At peak times the hard shoulder between junctions 3 for Hayes & Harlington and junction 12 for Theale in Berkshire would become a fourth lane.
'A bit dubious'
Mr Coteau said: "We urge that schemes are properly assessed before implementation to ensure that no detrimental safety effects will result from hard shoulder running."
Preliminary approval has been given by the government to expand the motorway. Under the £300m scheme, three years of roadworks could begin in 2015.
Road Safety Minister Mike Penning said: "We'll still have areas all along the side of the motorway which are much safer actually than the hard shoulder, so you can get off the motorway itself.
Haulier Steve Bowles from Colnbrook is also sceptical about the plans. He said: "I'm a bit dubious about it.
"Yes it keeps the traffic moving, but if there's suddenly a breakdown on the hard shoulder or something worse it does lead to a safety issue."
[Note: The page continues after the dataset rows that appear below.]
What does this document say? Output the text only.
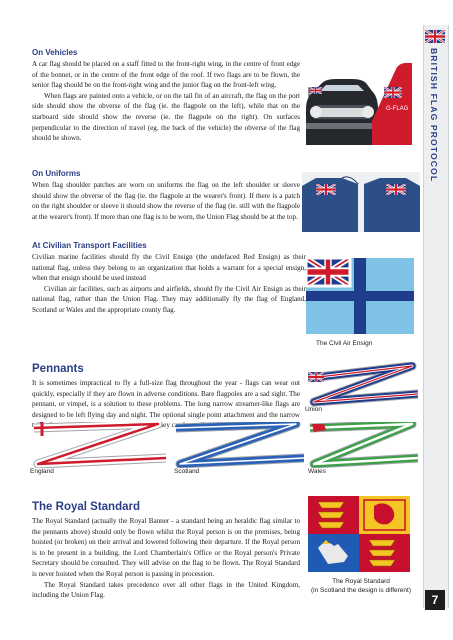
BRITISH FLAG PROTOCOL
7
On Vehicles
A car flag should be placed on a staff fitted to the front-right wing, in the centre of front edge of the bonnet, or in the centre of the front edge of the roof. If two flags are to be flown, the senior flag should be on the front-right wing and the junior flag on the front-left wing.
When flags are painted onto a vehicle, or on the tail fin of an aircraft, the flag on the port side should show the obverse of the flag (ie. the flagpole on the left), while that on the starboard side should show the reverse (ie. the flagpole on the right). On surfaces perpendicular to the direction of travel (eg. the back of the vehicle) the obverse of the flag should be shown.
G-FLAG
On Uniforms
When flag shoulder patches are worn on uniforms the flag on the left shoulder or sleeve should show the obverse of the flag (ie. the flagpole at the wearer's front). If there is a patch on the right shoulder or sleeve it should show the reverse of the flag (ie. still with the flagpole at the wearer's front). If more than one flag is to be worn, the Union Flag should be at the top.
At Civilian Transport Facilities
Civilian marine facilities should fly the Civil Ensign (the undefaced Red Ensign) as their national flag, unless they belong to an organization that holds a warrant for a special ensign, when that ensign should be used instead
Civilian air facilities, such as airports and airfields, should fly the Civil Air Ensign as their national flag, rather than the Union Flag. They may additionally fly the flag of England, Scotland or Wales and the appropriate county flag.
The Civil Air Ensign
Pennants
It is sometimes impractical to fly a full-size flag throughout the year - flags can wear out quickly, especially if they are flown in adverse conditions. Bare flagpoles are a sad sight. The pennant, or vimpel, is a solution to these problems. The long narrow streamer-like flags are designed to be left flying day and night. The optional single point attachment and the narrow tail reduce wear and their length means that they can be easily repaired.
Union
England	Scotland	Wales
The Royal Standard
The Royal Standard (actually the Royal Banner - a standard being an heraldic flag similar to the pennants above) should only be flown whilst the Royal person is on the premises, being hoisted (or broken) on their arrival and lowered following their departure. If the Royal person is to be present in a building, the Lord Chamberlain's Office or the Royal person's Private Secretary should be consulted. They will advise on the flag to be flown. The Royal Standard is never hoisted when the Royal person is passing in procession.
The Royal Standard takes precedence over all other flags in the United Kingdom, including the Union Flag.
The Royal Standard
(in Scotland the design is different)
The Highways Agency said new lay-bys and refuges will be built along the stretch for broken-down cars to pull into.
The agency said a three year "managed motorway" pilot scheme on the M42 had showed more reliable journey times and a reduction in the number of accidents.
Mike Wilson, from the Highways Agency, said: "Personal injury accidents have reduced by more than half and there have been no fatalities in the five years that the scheme's been in operation.
"A significant safety benefit is the control of traffic and the back of the queue, if there is a queue, is managed."
Mr Penning added: "What we get from it is a brand new lane on an existing motorway, environmentally the worst thing we want is people sitting in traffic.
"It is holding up growth in that part of the world. What I want to do is relieve those issues and to do that I need to spend an awful lot of money."
"There will be pain while it's being done, don't get me wrong. We need our roads to operate efficiently, this project will do so."